Leading statistician Professor David Spiegelhalter claims today that the number of murders in London last year was not out of the ordinary and followed a predictable pattern. Spiegelhalter's report, published today in Significance, the magazine of the Royal Statistical Society, argues that shocking headline numbers are not as surprising as one might think.
Violence in London attracts headlines. After four people were murdered in separate incidents in London on July 10th, 2008, BBC correspondent Andy Tighe said "To have four fatal stabbings in one day could be a statistical freak." But could it? On July 28th thelondonpaper had the front-page headline: "London's murder count reaches 90". But Professor Spiegelhalter states that this number was predictable.
"Murders in London follow a random pattern that makes certain aspects predictable and so we can fairly accurately predict the number of murders there will be as the year progresses," explains Spiegelhalter, the Winton Professor of the Public Understanding of Risk at the University of Cambridge. "We focused on London for this report as there is a general feeling, often driven by the media, that over the last 12 months murders have increased more than would be expected."
Spiegelhalter continues, "We counted how many murders occurred on each day over a three-year period. Four murders on the same day in London would be expected to occur about once every three years, and it has done. Seven days without a murder should occur about six times a year, and it does." Each murder is an unpredictable event, and the report does not imply that specific events can be predicted, only that the overall patterns are remarkably predictable. "Tragic though every murder is, these numbers are not surprising, and there's no evidence of an increasing murder rate."

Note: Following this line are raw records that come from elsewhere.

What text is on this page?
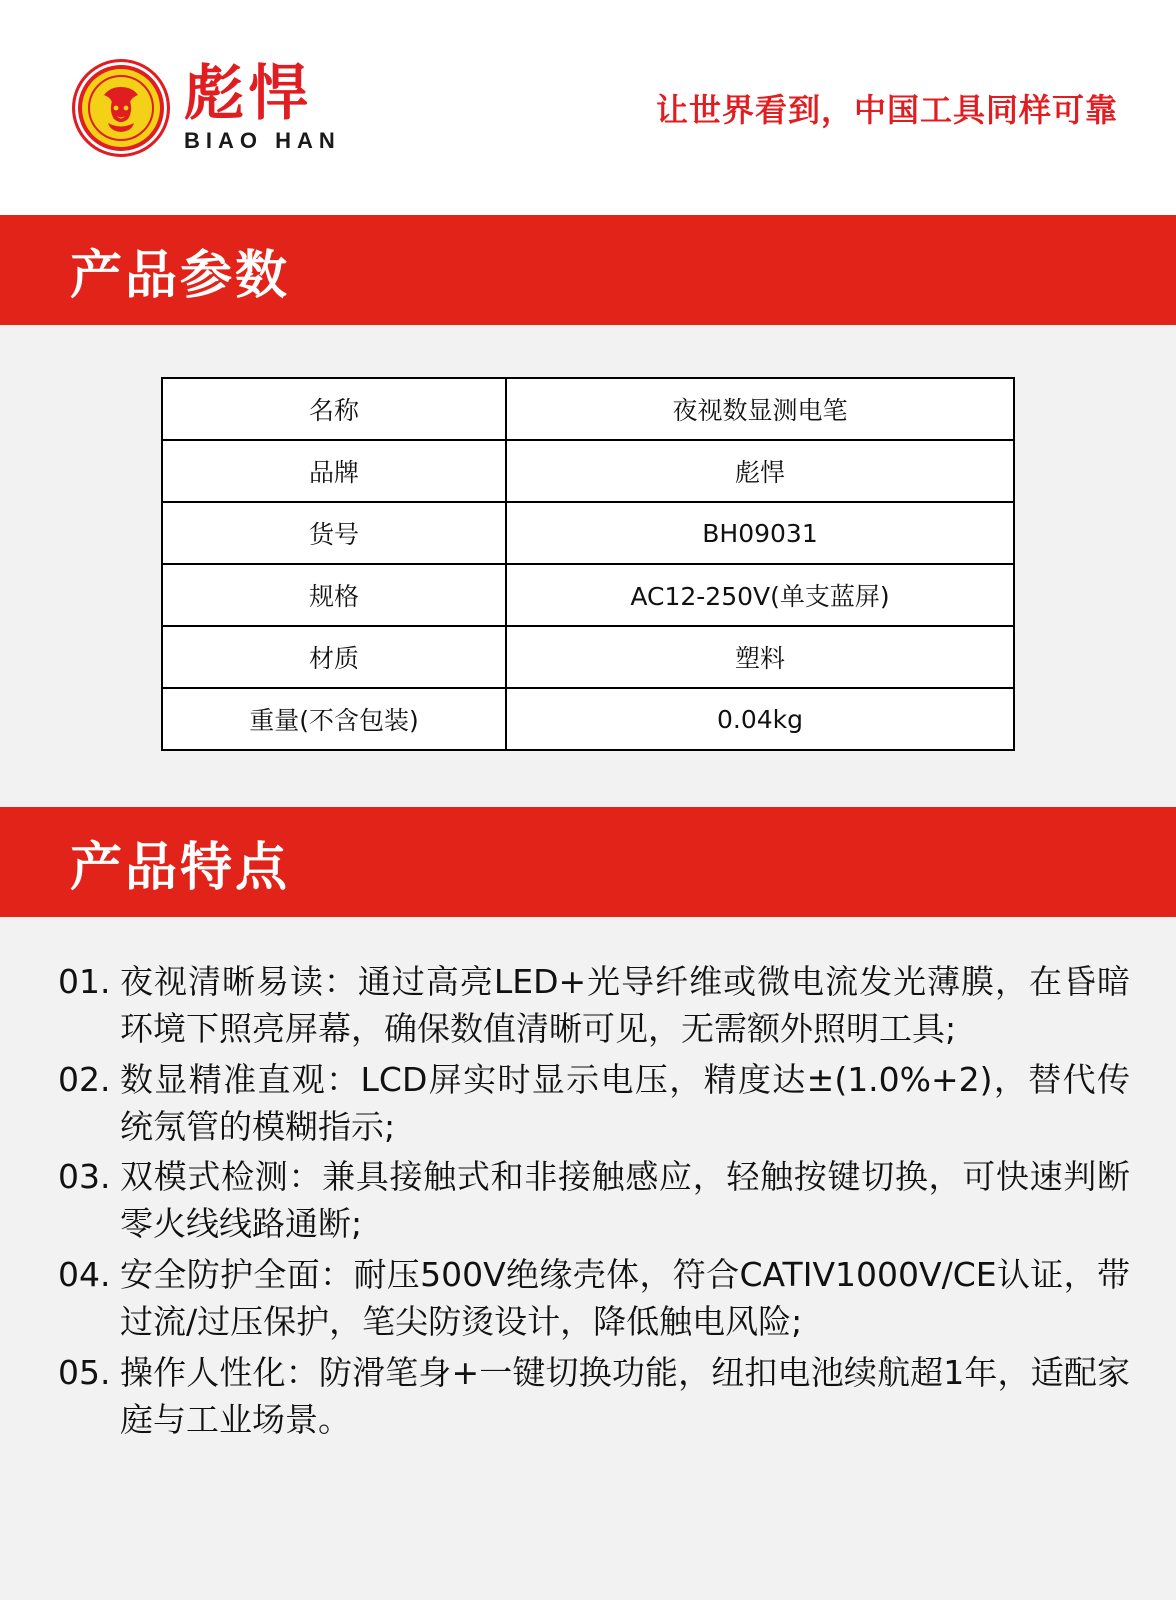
彪悍
BIAO HAN
让世界看到，中国工具同样可靠
产品参数
名称	夜视数显测电笔
品牌	彪悍
货号	BH09031
规格	AC12-250V(单支蓝屏)
材质	塑料
重量(不含包装)	0.04kg
产品特点
01. 夜视清晰易读：通过高亮LED+光导纤维或微电流发光薄膜，在昏暗环境下照亮屏幕，确保数值清晰可见，无需额外照明工具;
02. 数显精准直观：LCD屏实时显示电压，精度达±(1.0%+2)，替代传统氖管的模糊指示;
03. 双模式检测：兼具接触式和非接触感应，轻触按键切换，可快速判断零火线线路通断;
04. 安全防护全面：耐压500V绝缘壳体，符合CATIV1000V/CE认证，带过流/过压保护，笔尖防烫设计，降低触电风险;
05. 操作人性化：防滑笔身+一键切换功能，纽扣电池续航超1年，适配家庭与工业场景。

The study, which looked at the pattern of murders between April 2004 and March 2007, also shows that on around 64% of days we can expect there to be no murders at all. Each year the London Metropolitan Police record around 170 homicides and there has been little change over the last five years.
The Significance report was written in conjunction with the Risk and Regulation Advisory Council (RRAC) set up by the Prime Minister to consider public risk and responses to it. Rick Haythornthwaite, Chair of the RRAC, commented: "There seems to be a misconception that in 2008 London's murder rate suddenly rose; what this article shows is that in fact the numbers have remained fairly stable for the last five years. Statistical evidence must inform any decision making. Those in authority need to remain level headed and offer the general public a thoughtful, proportionate response. Sensible decisions can be made whilst never forgetting that each individual case is of course shocking and a tragedy for those affected."